Mars 04 2026
Salvador González soutient que les lois doivent disposer de ressources pour garantir leur bonne application.

Le président du barreau, Salvador González, a exigé aujourd'hui des ressources suffisantes pour garantir la bonne mise en œuvre et corriger les dysfonctionnements de la réforme organisationnelle. Loi organique 1/2025 relative à l'efficacité du service public de justice« Le nouveau modèle représente un changement profond dans la structure judiciaire, mais il nécessite des ajustements pour éviter des répercussions négatives sur le fonctionnement quotidien du système », a déclaré González.

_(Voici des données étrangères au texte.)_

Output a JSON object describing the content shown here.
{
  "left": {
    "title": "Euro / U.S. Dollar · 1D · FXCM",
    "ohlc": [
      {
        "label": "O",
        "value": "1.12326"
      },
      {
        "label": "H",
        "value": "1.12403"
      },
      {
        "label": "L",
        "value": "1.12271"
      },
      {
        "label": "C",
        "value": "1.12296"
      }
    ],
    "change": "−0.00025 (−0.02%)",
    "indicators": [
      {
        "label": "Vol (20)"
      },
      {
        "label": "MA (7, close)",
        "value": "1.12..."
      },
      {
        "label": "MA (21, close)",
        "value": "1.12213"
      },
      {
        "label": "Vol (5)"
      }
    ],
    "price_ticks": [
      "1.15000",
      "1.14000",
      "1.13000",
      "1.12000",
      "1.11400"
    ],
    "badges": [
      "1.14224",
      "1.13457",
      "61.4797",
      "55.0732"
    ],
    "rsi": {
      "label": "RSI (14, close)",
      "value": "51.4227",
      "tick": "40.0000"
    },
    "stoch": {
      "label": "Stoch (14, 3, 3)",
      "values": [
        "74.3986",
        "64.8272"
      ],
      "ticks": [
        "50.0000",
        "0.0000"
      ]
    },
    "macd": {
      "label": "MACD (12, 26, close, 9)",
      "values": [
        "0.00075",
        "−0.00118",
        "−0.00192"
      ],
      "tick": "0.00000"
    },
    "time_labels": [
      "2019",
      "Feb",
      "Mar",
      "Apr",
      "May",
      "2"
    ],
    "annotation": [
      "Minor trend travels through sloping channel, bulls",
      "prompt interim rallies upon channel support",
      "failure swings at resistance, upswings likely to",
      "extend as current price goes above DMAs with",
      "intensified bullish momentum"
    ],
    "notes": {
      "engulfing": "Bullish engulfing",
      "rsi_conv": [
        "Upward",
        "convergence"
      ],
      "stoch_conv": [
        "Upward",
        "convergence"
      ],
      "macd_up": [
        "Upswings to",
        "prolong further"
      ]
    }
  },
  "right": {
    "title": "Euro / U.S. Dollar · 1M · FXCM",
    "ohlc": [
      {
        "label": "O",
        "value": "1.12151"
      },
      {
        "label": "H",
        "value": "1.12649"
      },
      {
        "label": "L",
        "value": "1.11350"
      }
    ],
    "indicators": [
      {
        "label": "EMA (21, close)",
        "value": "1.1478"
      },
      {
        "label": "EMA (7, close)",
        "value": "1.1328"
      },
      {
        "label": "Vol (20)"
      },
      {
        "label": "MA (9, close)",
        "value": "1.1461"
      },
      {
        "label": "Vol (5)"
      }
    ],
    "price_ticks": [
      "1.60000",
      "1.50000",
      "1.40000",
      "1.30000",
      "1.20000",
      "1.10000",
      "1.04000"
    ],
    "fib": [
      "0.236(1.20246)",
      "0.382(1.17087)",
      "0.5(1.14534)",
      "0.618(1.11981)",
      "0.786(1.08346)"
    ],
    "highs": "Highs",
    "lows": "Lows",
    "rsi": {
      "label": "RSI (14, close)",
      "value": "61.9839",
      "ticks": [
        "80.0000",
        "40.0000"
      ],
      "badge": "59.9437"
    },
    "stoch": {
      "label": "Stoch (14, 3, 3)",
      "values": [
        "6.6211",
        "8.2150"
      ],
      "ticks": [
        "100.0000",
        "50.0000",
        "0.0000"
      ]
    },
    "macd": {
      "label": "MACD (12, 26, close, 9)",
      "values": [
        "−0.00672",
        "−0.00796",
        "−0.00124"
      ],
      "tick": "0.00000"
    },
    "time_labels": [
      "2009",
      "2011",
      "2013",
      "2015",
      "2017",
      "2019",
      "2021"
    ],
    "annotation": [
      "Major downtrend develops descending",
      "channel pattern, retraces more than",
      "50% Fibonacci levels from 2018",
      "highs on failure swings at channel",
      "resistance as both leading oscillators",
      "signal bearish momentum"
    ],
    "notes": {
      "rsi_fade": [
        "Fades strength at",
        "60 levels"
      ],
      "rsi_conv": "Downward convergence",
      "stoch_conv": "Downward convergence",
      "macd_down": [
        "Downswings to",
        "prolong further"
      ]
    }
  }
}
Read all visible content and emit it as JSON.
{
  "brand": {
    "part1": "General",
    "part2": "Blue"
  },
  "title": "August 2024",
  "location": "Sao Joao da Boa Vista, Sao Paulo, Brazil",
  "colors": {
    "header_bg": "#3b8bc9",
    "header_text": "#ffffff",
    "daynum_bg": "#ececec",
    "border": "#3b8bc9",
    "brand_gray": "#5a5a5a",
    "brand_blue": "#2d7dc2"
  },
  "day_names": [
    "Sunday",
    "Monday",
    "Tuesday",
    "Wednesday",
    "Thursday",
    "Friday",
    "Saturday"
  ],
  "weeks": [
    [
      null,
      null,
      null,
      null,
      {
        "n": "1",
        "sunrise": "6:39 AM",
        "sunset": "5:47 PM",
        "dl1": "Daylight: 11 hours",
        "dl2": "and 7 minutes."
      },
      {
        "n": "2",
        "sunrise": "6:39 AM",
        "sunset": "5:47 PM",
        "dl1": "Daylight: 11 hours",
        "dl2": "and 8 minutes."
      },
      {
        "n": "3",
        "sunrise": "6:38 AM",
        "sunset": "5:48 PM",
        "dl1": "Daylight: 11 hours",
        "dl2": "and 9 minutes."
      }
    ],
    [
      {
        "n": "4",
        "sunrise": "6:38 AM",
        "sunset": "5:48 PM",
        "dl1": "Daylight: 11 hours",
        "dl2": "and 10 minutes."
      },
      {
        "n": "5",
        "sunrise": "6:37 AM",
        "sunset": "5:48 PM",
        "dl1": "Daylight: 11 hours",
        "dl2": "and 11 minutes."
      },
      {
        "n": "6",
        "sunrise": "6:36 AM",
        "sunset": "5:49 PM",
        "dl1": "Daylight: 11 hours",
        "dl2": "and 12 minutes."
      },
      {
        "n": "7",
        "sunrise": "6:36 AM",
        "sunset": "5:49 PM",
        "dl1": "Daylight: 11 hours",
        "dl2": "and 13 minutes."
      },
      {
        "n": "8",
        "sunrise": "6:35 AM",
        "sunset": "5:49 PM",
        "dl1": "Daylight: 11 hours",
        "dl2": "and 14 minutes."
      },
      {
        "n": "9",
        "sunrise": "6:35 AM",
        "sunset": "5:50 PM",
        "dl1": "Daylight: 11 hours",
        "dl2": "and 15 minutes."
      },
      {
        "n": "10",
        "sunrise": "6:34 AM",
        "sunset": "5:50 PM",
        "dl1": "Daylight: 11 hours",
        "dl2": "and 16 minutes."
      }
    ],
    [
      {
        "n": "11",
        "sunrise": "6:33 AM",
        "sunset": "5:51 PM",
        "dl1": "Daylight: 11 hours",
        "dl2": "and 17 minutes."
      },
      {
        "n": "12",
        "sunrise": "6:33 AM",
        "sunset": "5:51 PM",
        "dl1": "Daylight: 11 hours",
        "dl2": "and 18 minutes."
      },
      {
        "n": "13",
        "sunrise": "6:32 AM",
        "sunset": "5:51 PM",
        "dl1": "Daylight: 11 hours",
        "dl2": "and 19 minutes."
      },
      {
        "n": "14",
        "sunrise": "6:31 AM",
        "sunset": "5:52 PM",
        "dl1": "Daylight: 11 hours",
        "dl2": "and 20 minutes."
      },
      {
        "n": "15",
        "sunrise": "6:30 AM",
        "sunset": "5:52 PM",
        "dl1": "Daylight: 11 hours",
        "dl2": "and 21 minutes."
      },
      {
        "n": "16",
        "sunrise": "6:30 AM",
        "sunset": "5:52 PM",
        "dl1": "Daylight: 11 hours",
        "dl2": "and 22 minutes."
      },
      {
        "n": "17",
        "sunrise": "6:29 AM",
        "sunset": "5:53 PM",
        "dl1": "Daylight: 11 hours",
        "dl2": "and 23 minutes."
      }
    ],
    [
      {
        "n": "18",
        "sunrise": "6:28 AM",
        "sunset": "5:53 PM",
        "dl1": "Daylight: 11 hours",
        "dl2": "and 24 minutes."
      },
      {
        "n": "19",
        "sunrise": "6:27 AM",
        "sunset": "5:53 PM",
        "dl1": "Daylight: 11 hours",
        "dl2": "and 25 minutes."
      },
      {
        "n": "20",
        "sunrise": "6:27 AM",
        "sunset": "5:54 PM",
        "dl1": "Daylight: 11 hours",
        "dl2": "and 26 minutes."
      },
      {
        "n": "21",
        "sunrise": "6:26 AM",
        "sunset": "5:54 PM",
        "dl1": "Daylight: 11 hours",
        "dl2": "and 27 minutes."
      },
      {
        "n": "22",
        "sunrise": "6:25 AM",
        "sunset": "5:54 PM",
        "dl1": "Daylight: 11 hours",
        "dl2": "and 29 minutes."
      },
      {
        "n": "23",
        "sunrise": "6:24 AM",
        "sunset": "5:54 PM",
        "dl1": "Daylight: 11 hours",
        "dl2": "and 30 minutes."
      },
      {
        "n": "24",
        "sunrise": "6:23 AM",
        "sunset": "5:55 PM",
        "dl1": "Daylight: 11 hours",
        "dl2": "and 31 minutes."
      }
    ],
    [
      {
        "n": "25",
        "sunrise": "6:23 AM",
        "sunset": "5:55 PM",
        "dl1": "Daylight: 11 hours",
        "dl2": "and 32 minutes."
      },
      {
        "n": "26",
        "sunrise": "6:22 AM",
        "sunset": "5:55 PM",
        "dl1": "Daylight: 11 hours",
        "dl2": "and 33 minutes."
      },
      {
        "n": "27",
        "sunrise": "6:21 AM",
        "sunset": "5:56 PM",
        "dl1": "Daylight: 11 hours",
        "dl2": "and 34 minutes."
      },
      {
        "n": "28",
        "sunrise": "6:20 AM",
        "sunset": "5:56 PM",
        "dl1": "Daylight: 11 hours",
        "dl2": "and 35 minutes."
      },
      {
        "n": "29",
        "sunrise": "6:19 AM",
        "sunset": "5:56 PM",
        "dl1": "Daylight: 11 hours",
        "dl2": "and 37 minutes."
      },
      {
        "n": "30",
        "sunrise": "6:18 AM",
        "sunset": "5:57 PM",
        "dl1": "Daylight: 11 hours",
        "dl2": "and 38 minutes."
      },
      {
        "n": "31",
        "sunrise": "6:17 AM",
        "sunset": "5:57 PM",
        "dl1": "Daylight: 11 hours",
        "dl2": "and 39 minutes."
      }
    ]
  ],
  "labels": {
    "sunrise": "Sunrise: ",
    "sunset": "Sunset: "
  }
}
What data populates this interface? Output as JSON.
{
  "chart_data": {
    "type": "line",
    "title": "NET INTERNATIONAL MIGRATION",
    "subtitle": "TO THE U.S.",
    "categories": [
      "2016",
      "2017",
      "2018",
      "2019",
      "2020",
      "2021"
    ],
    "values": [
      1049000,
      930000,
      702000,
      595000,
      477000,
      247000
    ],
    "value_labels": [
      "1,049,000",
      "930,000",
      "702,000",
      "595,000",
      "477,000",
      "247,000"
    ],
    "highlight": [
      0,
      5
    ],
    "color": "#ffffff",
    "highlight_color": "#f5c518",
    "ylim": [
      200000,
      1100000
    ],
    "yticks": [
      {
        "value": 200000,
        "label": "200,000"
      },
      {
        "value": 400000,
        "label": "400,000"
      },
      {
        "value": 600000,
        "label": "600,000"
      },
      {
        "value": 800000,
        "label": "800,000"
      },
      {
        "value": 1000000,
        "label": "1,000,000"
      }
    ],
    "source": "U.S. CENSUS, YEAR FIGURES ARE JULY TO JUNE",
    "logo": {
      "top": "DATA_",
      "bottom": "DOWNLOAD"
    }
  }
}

Président Abogacía Española a participé à l'ouverture d'un cours organisé par le Abogacía Española et l’Association nationale des professionnels du droit dans l’administration de la justice (CNLAJ), en présence d’Ernesto Casado, son président. Au cours de cette formation, une analyse approfondie sera menée sur l’impact de la réforme organisationnelle de la loi organique 1/2025 relative à l’efficacité du service public de la justice, entrée en vigueur le 3 avril 2025, sur les professionnels du droit. À cet égard, le président du barreau a souligné l’importance de la collaboration institutionnelle : « L’union fait la force pour la justice. »
Cette première journée sera consacrée à la mise en œuvre des nouveaux tribunaux de première instance, opérationnels depuis le 1er juillet de l'année dernière, qui ont transformé les 3 800 tribunaux à juge unique en 431 tribunaux de première instance. À ce sujet, M. González a déclaré qu'il s'agissait d'une « réforme structurelle présentant des dysfonctionnements qu'il convient de corriger ». Il a notamment souligné la nécessité de simplifier les procédures afin d'alléger les charges et de raccourcir les délais de traitement, et a insisté sur l'importance de procéder à la « numérisation complète des procédures judiciaires ».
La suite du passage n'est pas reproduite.